We also see new models emerging to challenge traditional higher education, like Multiverse (previously Whitehat), which partners with coding bootcamps to build alternative career paths for undergrads around apprenticeship. Finally, “no code” tools like Bubble are becoming more mature. They are a good option for entrepreneurs who want to quickly test an idea, or for companies with a need to quickly develop internal apps. However, I still believe successful companies and products need real developers and data experts, and that such tools are still limited in their uses.
What keeps you up at night/what are you paranoid about?
During the first years of building Le Wagon, I was getting disheartened over small details, for example, when our content was copied or when we noticed fake reviews on our courses.
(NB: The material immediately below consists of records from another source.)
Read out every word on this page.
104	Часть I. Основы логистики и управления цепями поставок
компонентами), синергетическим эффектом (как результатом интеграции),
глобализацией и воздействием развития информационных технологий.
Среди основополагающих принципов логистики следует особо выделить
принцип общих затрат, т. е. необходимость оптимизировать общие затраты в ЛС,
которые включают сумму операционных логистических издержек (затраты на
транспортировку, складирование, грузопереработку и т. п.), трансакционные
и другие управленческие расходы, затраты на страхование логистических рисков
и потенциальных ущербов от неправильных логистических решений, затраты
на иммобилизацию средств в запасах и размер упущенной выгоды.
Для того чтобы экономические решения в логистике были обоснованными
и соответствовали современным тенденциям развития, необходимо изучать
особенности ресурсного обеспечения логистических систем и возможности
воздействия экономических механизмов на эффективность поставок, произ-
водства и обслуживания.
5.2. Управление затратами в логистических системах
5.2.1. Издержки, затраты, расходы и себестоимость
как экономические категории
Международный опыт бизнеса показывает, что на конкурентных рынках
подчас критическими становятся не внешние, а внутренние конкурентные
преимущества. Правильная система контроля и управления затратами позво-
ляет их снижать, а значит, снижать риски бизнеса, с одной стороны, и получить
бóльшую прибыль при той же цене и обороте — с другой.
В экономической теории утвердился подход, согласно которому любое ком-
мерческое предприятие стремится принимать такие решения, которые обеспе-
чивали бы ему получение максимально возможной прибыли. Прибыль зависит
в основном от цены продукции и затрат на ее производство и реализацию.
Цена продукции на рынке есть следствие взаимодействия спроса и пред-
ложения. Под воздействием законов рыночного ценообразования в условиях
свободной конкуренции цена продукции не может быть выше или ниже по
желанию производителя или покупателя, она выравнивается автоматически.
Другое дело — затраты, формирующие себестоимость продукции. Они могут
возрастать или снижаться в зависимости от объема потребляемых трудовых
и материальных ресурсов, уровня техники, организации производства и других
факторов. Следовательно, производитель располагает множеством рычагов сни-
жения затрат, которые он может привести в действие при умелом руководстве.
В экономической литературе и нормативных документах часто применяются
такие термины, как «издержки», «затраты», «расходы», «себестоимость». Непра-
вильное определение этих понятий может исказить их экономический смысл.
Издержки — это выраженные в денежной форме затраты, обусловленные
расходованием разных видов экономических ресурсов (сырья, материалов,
At some point, I just accepted that such things happen in our industry and it stopped bothering me. Now, I am mostly obsessed with strategic questions, unsolved problems or unclear action plans: is corporate tech training scalable and is it worth building a teaching software for it? How can we develop a corporate offer integrated with our existing operations? How do we succeed in adapting our model to China?
More than money and time, I’m concerned by the effort our teams will put on these projects and the reward they will get if we are successful because we made the right strategic choices.
Do you see yourself as an underdog?
Le Wagon is one of the biggest global bootcamps. Still, the bootcamp market is very US-focused, although there are no US global players apart from General Assembly which has been acquired by Adecco. In this sense, we sometimes considered ourselves as an underdog in the past — we were self-financed for the first seven years, developing our company with a mix of franchises and proprietary campuses while General Assembly was raising millions and Flatiron School was acquired by WeWork pouring money into it.
How many hours of sleep do you get and what is your morning/evening routine?
I sleep about nine hours per night. I try to avoid calls or meetings in the morning to focus on strategic projects, although it’s quite challenging with global teams operating in different time zones. My agenda is my coach, I use it extensively both for professional and personal events, which helps me (forces me ?) to find the right balance. I also use Notion extensively for organising my own work and collaborating with my teams.
How do you manage the duality between driving new business and overseeing daily operations?
We have amazing teams in every city where we run our bootcamps. Our local managers and staff really care about our students and I can totally trust them and rely on them. Still, all cities need assistance and we have progressively built a global team to help them on various topics. We have also recently hired our new COO who will start in April. This will be key to provide even more support to our local teams and it will personally give me more time to focus on developing new business.
What are your goals over the next 1, 3, 6 and 12 months?
In 2021, we are aiming to train 5,000 students and help them change career, and scale our data science bootcamps in our 40 cities. We want to reach a 95% job placement for our graduates and reach a 40% women ratio for our students. Right now, we have 50% of staff who are female and 30% of female alumni, and we are actively working on reaching parity for our students.